You could also develop hammer toe, in which one or more of the middle toes becomes stuck in a claw-like position as a result of being pushed against the front of the shoe. At first, you might be able to move the toe back into its right position, but over time you may no longer be able to move the toe at all.
Then there’s the damage the actual heel is inflicting. Zappan says that wearing high heels over time can result in the shortening of the Achilles tendon so that wearing flat shoes actually becomes painful. Wearing heels three inches or higher subjects the ankle to instability and makes you prone to sprains. Tension and pain in your lower back are other common complaints because wearing high heels alters the natural balance of your body, exerting more pressure on areas not intended to receive such stress. (Hello, foot and muscle pain.) Ill-fitting pumps can dig in the back of your heel and cause Haglund’s deformity, a bony enlargement in the heel that often leads to a very painful inflammation of a fluid-filled sac between the tendon and the bone.
So yeah—that’s why your feet hurt.
Solutions for High Heel Foot Pain
What can you do to prevent your body and feet from suffering? Zappan’s advice: Avoid wearing too-high heels for long periods of time. If you have a special event on a weekend that requires you to wear fabulous stilettos for three to four hours, that’s no big deal. It’s when you start wearing towering heels all day, every day, that there’s cause for concern. Zappan advises wearing walking shoes to work and changing into more fashionable footwear after you’ve arrived. Wearing high heels while sitting at a desk puts much less strain on your feet than your full body weight pounding on cement sidewalk.

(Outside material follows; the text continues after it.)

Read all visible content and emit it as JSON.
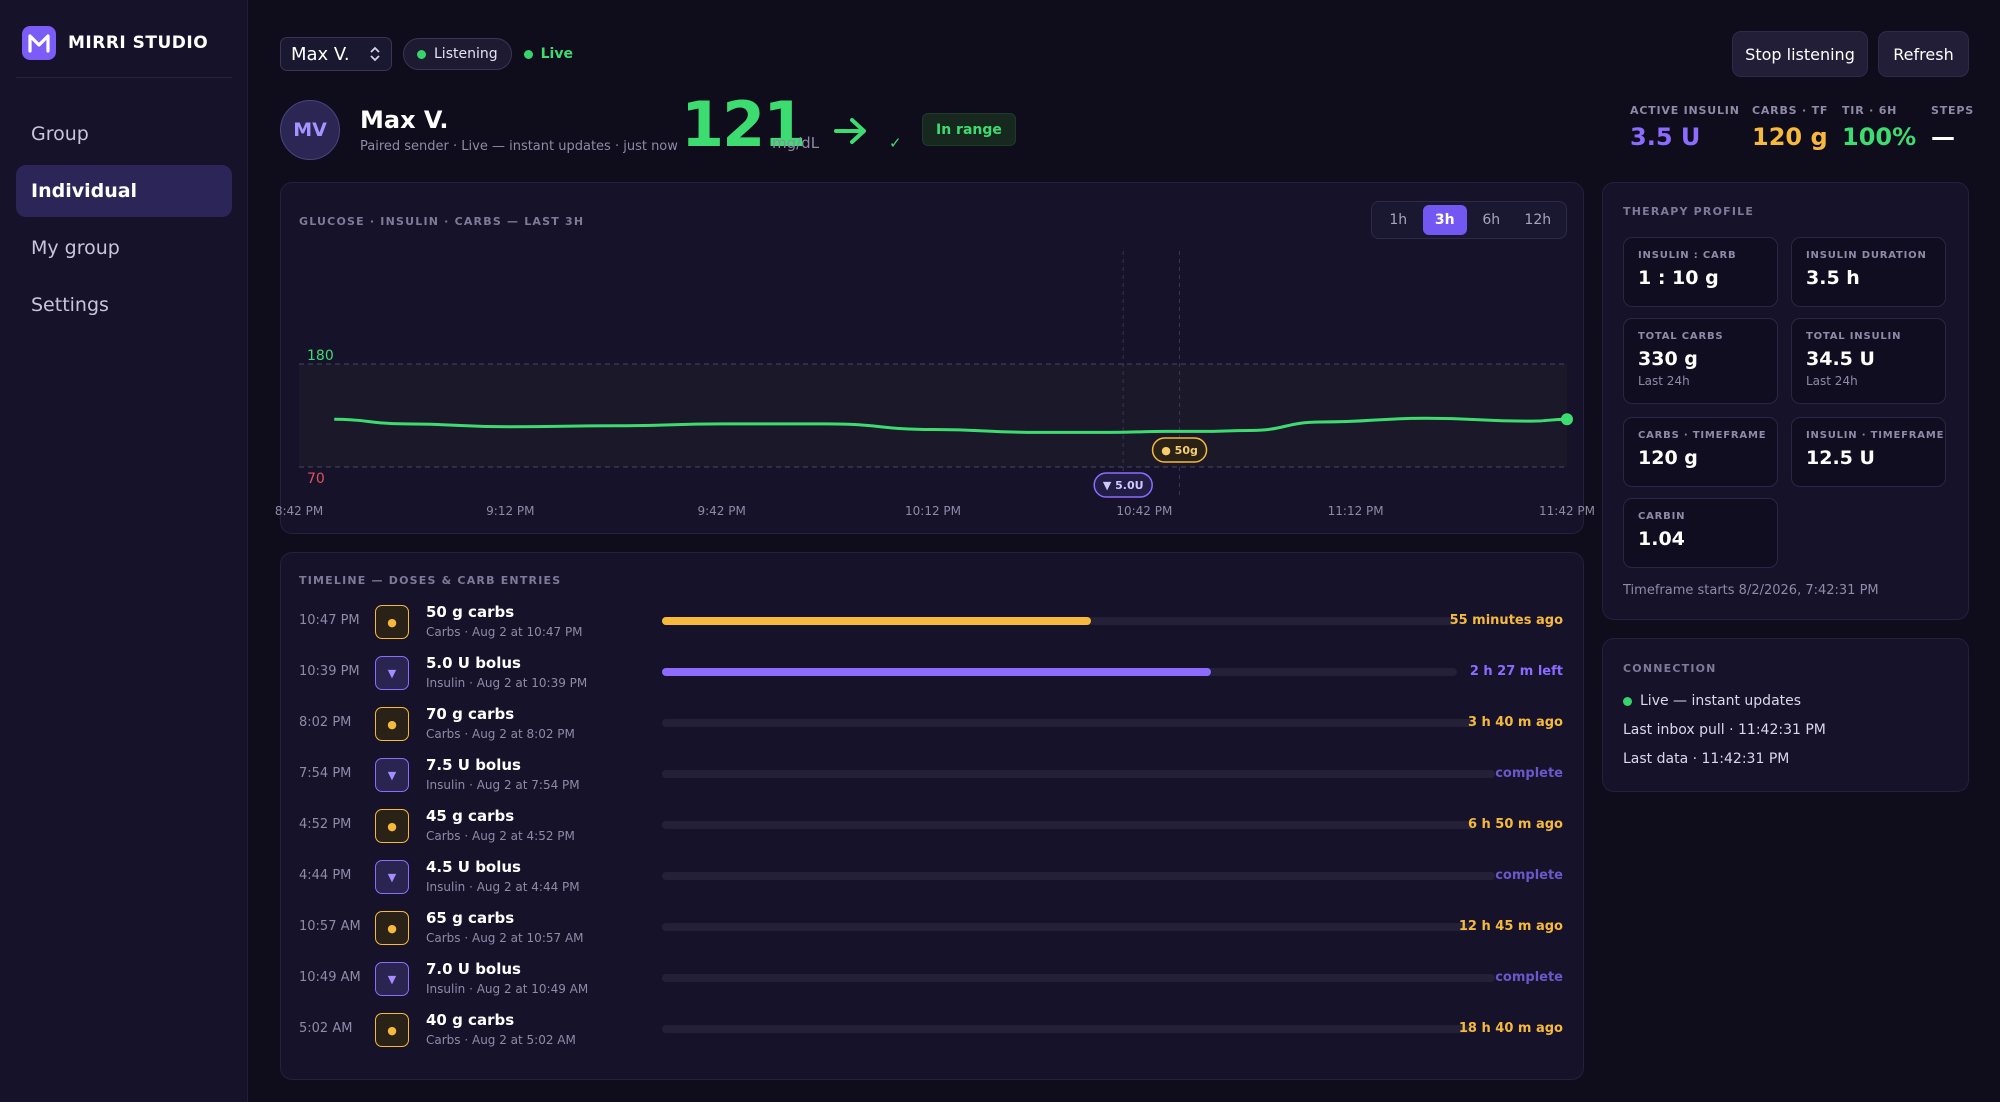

It’s crucial to purchase shoes that actually fit you. “Feet can change like any other part of the body, and you should have your shoe size checked once a year,” says Zappan, pointing out that many women purchase shoes a half-size too small so their feet will appear smaller (bad idea). He advises buying shoes in the afternoon, since feet swell as the day goes on and you want to get shoes that fit your feet at their average size.
You can learn a lot about a shoe’s fit simply by looking at it. If the material looks narrower than your foot beside it, it’s likely you need a wider shoe. A size 8 in one style or brand does not translate across the board. You need to analyze each fit on an individual basis.
Zappan also says it’s important to invest in a high-quality shoe made of natural material such as leather. Soft leather allows for some give so that the foot can move naturally, and the porous material breathes, preventing a build up of sweat and moisture inside the shoe that can cause rashes.
“The most important thing is prevention,” Says Zappan. “As long as you wear heels in moderation, you can save your feet from a lot of damage.”